Wednesday, April 10, 2013

The Music Man (1962)

6 Nominations, 1 Win

Win: Best Music, Scoring of Music, Adaptation or Treatment - Ray Heindorf
Nomination: Best Picture - Morton Da Costa
Nomination: Best Film Editing - William H. Ziegler
Nomination: Best Art Direction, Set Decoration, Color - Paul Groesse and George James Hopkins
Nomination: Best Costume Design, Color - Dorothy Jeakins
Nomination: Best Sound - George Groves (Warner Bros.
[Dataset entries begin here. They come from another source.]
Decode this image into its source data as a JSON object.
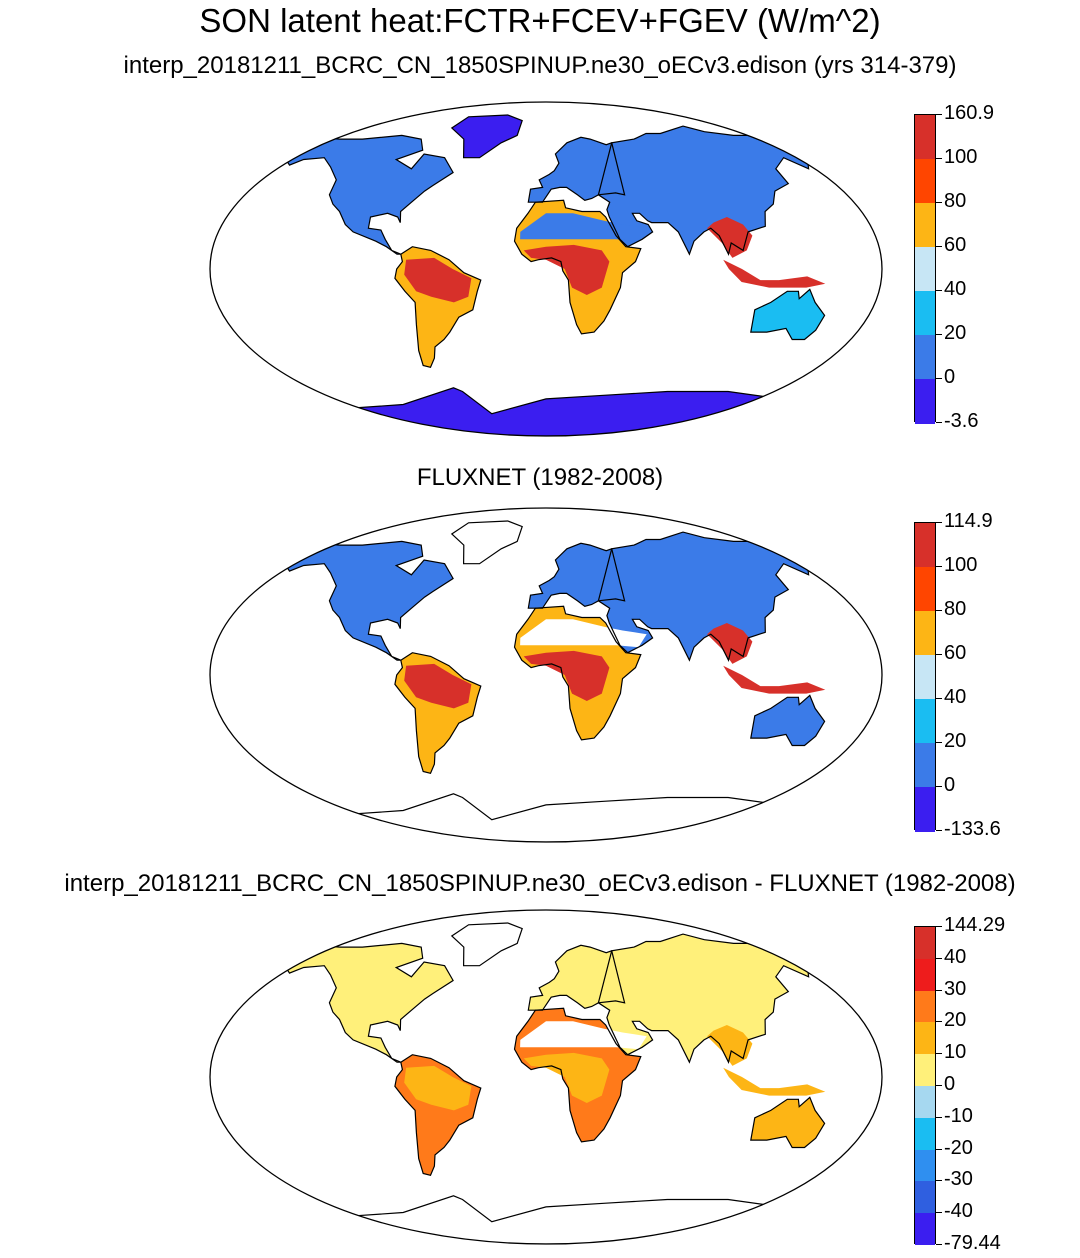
{
  "titles": {
    "main": "SON latent heat:FCTR+FCEV+FGEV (W/m^2)",
    "panel1": "interp_20181211_BCRC_CN_1850SPINUP.ne30_oECv3.edison (yrs 314-379)",
    "panel2": "FLUXNET (1982-2008)",
    "panel3": "interp_20181211_BCRC_CN_1850SPINUP.ne30_oECv3.edison - FLUXNET (1982-2008)"
  },
  "colorbars": {
    "panel1": {
      "labels": [
        "160.9",
        "100",
        "80",
        "60",
        "40",
        "20",
        "0",
        "-3.6"
      ],
      "colors": [
        "#d7302a",
        "#ff4500",
        "#fdb515",
        "#c7e6f5",
        "#1abdf2",
        "#3b7be8",
        "#3b1ef0"
      ]
    },
    "panel2": {
      "labels": [
        "114.9",
        "100",
        "80",
        "60",
        "40",
        "20",
        "0",
        "-133.6"
      ],
      "colors": [
        "#d7302a",
        "#ff4500",
        "#fdb515",
        "#c7e6f5",
        "#1abdf2",
        "#3b7be8",
        "#3b1ef0"
      ]
    },
    "panel3": {
      "labels": [
        "144.29",
        "40",
        "30",
        "20",
        "10",
        "0",
        "-10",
        "-20",
        "-30",
        "-40",
        "-79.44"
      ],
      "colors": [
        "#d7302a",
        "#ee1c1c",
        "#ff7a1a",
        "#fdb515",
        "#fff07a",
        "#a6d8f0",
        "#1abdf2",
        "#2f8ff0",
        "#2f5fe0",
        "#3b1ef0"
      ]
    }
  },
  "map_fills": {
    "panel1": {
      "north": "#3b7be8",
      "tropics": "#d7302a",
      "subtropics": "#fdb515",
      "dry": "#3b7be8",
      "antarctica": "#3b1ef0",
      "greenland": "#3b1ef0",
      "australia": "#1abdf2"
    },
    "panel2": {
      "north": "#3b7be8",
      "tropics": "#d7302a",
      "subtropics": "#fdb515",
      "dry": "#ffffff",
      "antarctica": "#ffffff",
      "greenland": "#ffffff",
      "australia": "#3b7be8"
    },
    "panel3": {
      "north": "#fff07a",
      "tropics": "#fdb515",
      "subtropics": "#ff7a1a",
      "dry": "#ffffff",
      "antarctica": "#ffffff",
      "greenland": "#ffffff",
      "australia": "#fdb515"
    }
  }
}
SSD)

After making my way through the occasional discomfort and less than occasional boredom of Flower Drum Song, it was a relief to watch a musical that I could enjoy without any question or hesitation.  The Music Man is one of those movies that I had somehow never seen, despite the fact that I grew up watching musicals, so when it was shown on Turner Classic Movies, I took the opportunity to end my ignorance toward one of the most popular American film musicals.

There's not much I didn't love about The Music Man.  Based on Meredith Wilson's stage musical, there were probably half a dozen times during the film that I exclaimed "THIS song comes from The Music Man?!"  While there are some relatively standard (though still wonderful) songs such as "Till There Was You" and "Goodnight, My Someone," Meredith Wilson was a truly unique composer, with songs like "Seventy-six Trombones" defying all conventions of meter and rhythm.  I loved Robert Preston in the lead role of Harold Hill, as he can deliver these deliver songs with amazing diction and style.

The Music Man is a big, brassy musical, full of lasting songs, memorable contributions by several character actors, and a killer lead performance from Robert Preston.  It's a joy to watch and does not feel the least bit dated.  I imagine in the future I will be returning to The Music Man often.